Doctors vote against telling patients their beliefs on controversial issues - News - Evening Standard
       

Doctors vote against telling patients their beliefs on controversial issues

Lib Dem MP Dr Evan Harris says we can not have a 'pick and mix' Health Service

Doctors voted today to keep their views on abortion secret from patients.

They rejected the idea that doctors should distribute leaflets to patients or put posters up in the surgery to warn patients if they have a conscientious objection.

Liberal Democrat Dr Evan Harris, who is also a doctor, had sought to persuade the British Medical Association's annual meeting of the need for a 'public health' warning about contentious beliefs.

He said there was legal protection supporting the rights of doctors to conscientiously object to abortion and IVF treatment.

Doctors' views on whether it was permissible to withhold treatment from terminally ill patients was also a matter of personal conscience, he argued.

But if the field of issues was widened to include contraception or the morning after pill, it would be dangerous for patients.
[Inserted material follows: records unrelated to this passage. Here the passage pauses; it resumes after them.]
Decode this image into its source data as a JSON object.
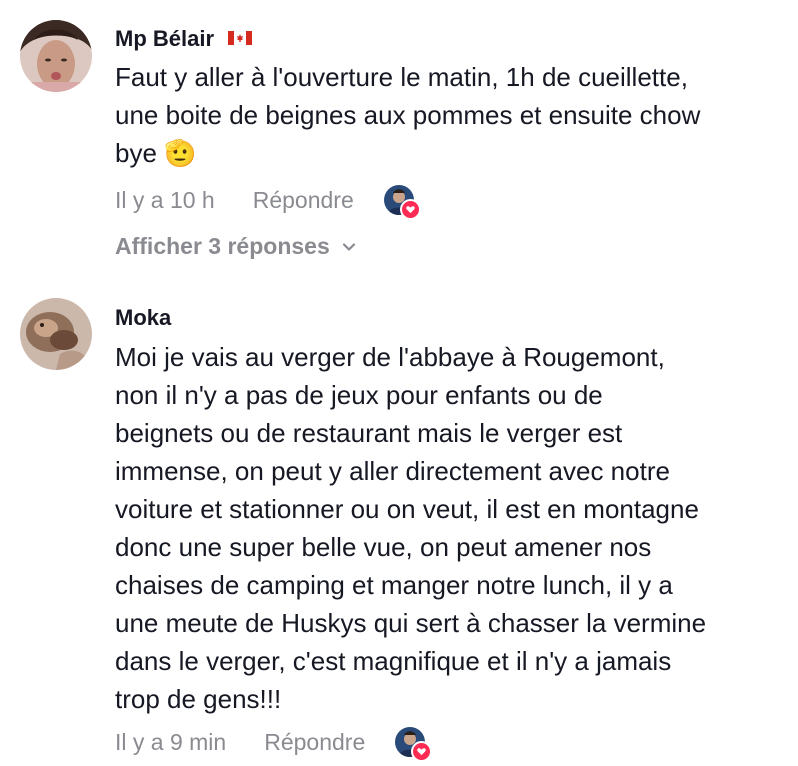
{
  "comments": [
    {
      "username": "Mp Bélair",
      "flag_icon": "canada-flag-icon",
      "text": "Faut y aller à l'ouverture le matin, 1h de cueillette,\nune boite de beignes aux pommes et ensuite chow\nbye 🫡",
      "time": "Il y a 10 h",
      "reply_label": "Répondre",
      "show_replies_label": "Afficher 3 réponses",
      "liked_by_creator": true
    },
    {
      "username": "Moka",
      "text": "Moi je vais au verger de l'abbaye à Rougemont,\nnon il n'y a pas de jeux pour enfants ou de\nbeignets ou de restaurant mais le verger est\nimmense, on peut y aller directement avec notre\nvoiture et stationner ou on veut, il est en montagne\ndonc une super belle vue, on peut amener nos\nchaises de camping et manger notre lunch, il y a\nune meute de Huskys qui sert à chasser la vermine\ndans le verger, c'est magnifique et il n'y a jamais\ntrop de gens!!!",
      "time": "Il y a 9 min",
      "reply_label": "Répondre",
      "liked_by_creator": true
    }
  ],
  "colors": {
    "text_primary": "#161823",
    "text_secondary": "#8a8b91",
    "heart_badge": "#fe2c55",
    "flag_red": "#d52b1e"
  },
  "icons": {
    "chevron": "chevron-down-icon",
    "heart": "heart-icon"
  }
}
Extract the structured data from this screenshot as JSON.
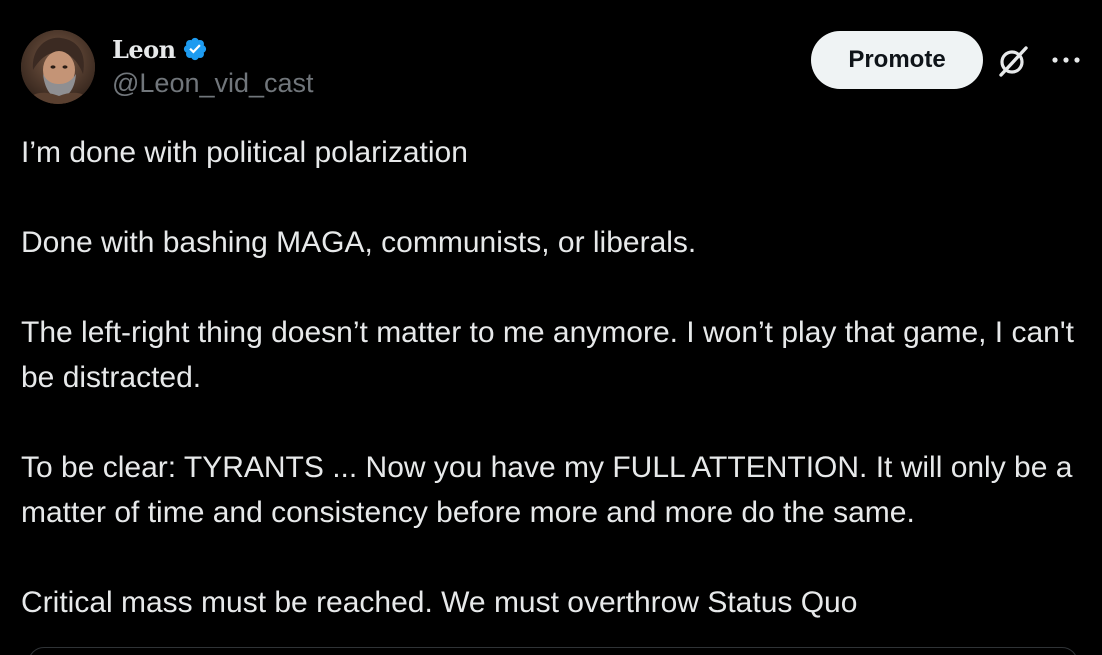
{
  "user": {
    "display_name": "Leon",
    "handle": "@Leon_vid_cast",
    "verified": true,
    "verified_color": "#1d9bf0"
  },
  "actions": {
    "promote_label": "Promote",
    "grok_icon": "grok-icon",
    "more_icon": "more-horizontal-icon"
  },
  "tweet": {
    "lines": [
      "I’m done with political polarization",
      "Done with bashing MAGA, communists, or liberals.",
      "The left-right thing doesn’t matter to me anymore. I won’t play that game, I can't be distracted.",
      "To be clear:  TYRANTS ... Now you have my FULL ATTENTION. It will only be a matter of time and consistency before more and more do the same.",
      "Critical mass must be reached. We must overthrow Status Quo"
    ]
  },
  "colors": {
    "background": "#000000",
    "text_primary": "#e7e9ea",
    "text_secondary": "#71767b",
    "button_bg": "#eff3f4",
    "button_text": "#0f1419"
  }
}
He said 'We cannot afford to have a pick and mix Health Service.'

However, Dr David Randall said he was concerned that doctors would be able to exercise their conscience only where the law said they could specifically object.

He rejected the notion that doctors who opposed abortion, for example, would fail to refer patients for treatment because of their personal views.

'This is dangerous, damaging and divisive' he claimed.

Guidance from the General Medical Council issued earlier this year advises doctors to make every effort to tell patients that they have a right to see another doctor in cases of conscientious objection.

But the BMA meeting rejected by 3:1 the proposals that such views should be publicised in advance to patients by means of practice leaflets or posters.